University of Queensland researchers have led a national study on the four main bacteria that cause sepsis, providing new targets for developing antibiotics.

Professor Mark Walker and Professor Mark Schembri from UQ’s Institute for Molecular Bioscience, along with Dr Andre Mu from the University of Melbourne and teams from 23 research organisations around Australia, set up experiments to mimic what happens to bacteria when they enter the bloodstream during infection.

Debilitating disease

Sepsis causes 20 per cent of deaths worldwide, killing more people than heart attacks, stroke, or cancers of the prostate, breast or colon.

It is characterised by infection-associated organ failure, leaving survivors with physical, cognitive and psychological side effects that can persist for the rest of their lives.

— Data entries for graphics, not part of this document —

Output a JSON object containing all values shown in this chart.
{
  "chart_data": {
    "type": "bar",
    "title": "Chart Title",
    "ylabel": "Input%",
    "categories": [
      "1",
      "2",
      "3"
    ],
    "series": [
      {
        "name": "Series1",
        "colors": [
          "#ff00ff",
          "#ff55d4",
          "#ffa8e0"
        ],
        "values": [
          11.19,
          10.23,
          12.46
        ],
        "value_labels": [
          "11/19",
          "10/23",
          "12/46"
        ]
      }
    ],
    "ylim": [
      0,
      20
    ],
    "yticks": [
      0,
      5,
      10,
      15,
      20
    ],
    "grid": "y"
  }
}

Professor Walker said the research team set out to find responses common to all four types of bacteria that cause sepsis and discover more about how bacteria survive in the body.

Current treatment

“Currently when someone goes to hospital with sepsis they are immediately treated with antibiotics, which may have to be adjusted once the type of bacteria has been identified,” Professor Walker said.

“This study allowed us to identify potential new targets for antibiotics that target all sepsis-causing bacteria.”

Professor Walker said most sepsis studies focus on just one bacterial species.

“Our team studied multiple bacterial species and used several advanced technologies,” he said.

Characterized bacterial genes

“We have been able to characterize bacterial genes, RNA, proteins, and metabolites from E. coli, Group A StreptococcusKlebsiella pneumoniae and Staphylococcus aureus and integrated the data to get a complete picture of how different species respond when grown in human blood serum.”

The study brought together the Australian bacterial-pathogen research and biological sciences communities and generated a wealth of data.

“This data is now publicly available,” Professor Schembri said.

“Researchers around the world will be able to mine this dataset to drive antibiotic discovery and development, which is critical given the rapid increase in antibiotic resistance seen globally.”